Il consigliere richiama anche la vicenda giudiziaria legata all’aggiudicazione dei lavori. “C’è di più. L’aggiudicazione della gara venne annullata dal TAR dopo il ricorso della società arrivata seconda, che contestava proprio le caratteristiche tecniche della soluzione proposta dall’aggiudicataria. Il TAR le diede ragione, rilevando anche un difetto di istruttoria nella verifica dell’equivalenza qualitativa delle offerte. Nel frattempo, però, il Comune aveva deciso di andare avanti con i lavori”.
“All’epoca l’amministrazione minimizzò e assicurò che l’intervento sarebbe stato eseguito a regola d’arte. Oggi, appena cinque anni dopo, scopriamo che quel manto deve essere rifatto integralmente”, sottolinea Verda. “E non basta attribuire il degrado alla vicinanza al mare: il campo di atletica era sul mare anche quando quei lavori furono progettati e realizzati”.
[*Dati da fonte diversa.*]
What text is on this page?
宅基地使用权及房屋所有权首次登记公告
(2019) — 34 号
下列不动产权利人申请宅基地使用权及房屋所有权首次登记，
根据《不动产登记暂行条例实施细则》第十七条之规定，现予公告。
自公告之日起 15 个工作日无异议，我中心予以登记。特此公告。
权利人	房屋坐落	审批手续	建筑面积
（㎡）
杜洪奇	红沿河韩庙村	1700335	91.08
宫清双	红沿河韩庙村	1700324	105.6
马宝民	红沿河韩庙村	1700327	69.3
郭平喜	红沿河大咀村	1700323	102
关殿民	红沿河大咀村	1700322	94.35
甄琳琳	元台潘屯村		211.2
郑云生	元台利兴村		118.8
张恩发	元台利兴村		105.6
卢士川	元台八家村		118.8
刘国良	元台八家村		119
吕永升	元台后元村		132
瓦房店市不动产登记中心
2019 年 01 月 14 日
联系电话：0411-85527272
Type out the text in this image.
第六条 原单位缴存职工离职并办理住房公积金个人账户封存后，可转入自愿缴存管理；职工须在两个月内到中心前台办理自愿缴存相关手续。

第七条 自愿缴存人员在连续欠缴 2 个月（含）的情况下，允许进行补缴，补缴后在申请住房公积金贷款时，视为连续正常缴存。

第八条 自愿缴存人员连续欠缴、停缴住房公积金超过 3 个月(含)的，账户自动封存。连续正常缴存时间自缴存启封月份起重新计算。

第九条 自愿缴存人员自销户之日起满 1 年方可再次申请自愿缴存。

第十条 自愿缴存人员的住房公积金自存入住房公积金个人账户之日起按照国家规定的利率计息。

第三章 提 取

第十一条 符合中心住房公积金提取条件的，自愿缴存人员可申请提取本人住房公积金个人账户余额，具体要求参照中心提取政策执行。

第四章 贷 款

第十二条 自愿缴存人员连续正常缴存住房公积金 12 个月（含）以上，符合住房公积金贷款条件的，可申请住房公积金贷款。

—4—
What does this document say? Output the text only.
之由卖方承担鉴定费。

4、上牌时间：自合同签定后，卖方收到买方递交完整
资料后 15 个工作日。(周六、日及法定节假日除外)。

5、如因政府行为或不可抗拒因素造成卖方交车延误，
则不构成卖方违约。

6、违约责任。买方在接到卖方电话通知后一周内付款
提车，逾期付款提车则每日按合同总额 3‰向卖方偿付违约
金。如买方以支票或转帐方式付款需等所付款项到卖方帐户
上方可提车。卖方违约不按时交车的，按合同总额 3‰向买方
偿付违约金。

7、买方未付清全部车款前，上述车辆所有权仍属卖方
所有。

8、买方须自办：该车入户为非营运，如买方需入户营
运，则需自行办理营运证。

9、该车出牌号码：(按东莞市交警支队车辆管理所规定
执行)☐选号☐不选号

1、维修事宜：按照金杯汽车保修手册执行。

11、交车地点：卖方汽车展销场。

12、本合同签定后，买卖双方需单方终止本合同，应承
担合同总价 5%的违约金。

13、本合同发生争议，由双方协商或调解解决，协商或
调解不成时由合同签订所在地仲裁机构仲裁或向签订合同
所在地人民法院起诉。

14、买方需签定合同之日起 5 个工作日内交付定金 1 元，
Verda annuncia quindi la richiesta di chiarimenti sulle caratteristiche dell’intervento del 2021 e sulle eventuali responsabilità: “Chiederemo quindi quali garanzie fossero previste sul manto, quale fosse la sua vita utile attesa, quando siano comparsi i primi problemi e se il Comune abbia valutato eventuali azioni per tutelare le casse pubbliche”.
“Questa vicenda racconta però anche un modo di amministrare che ad Imperia abbiamo visto troppe volte: le opere vengono annunciate, presentate e inaugurate in grande stile, salvo poi scoprire, pochi anni dopo, che bisogna nuovamente intervenire, correggere o addirittura rifare. Una sorta di tela di Penelope delle opere pubbliche: si fa, si disfa e poi si ricomincia. Penelope lo faceva aspettando il ritorno di Ulisse. A Imperia, invece, si aspetta solo di conoscere quanto ci costerà rimediare agli errori”, conclude.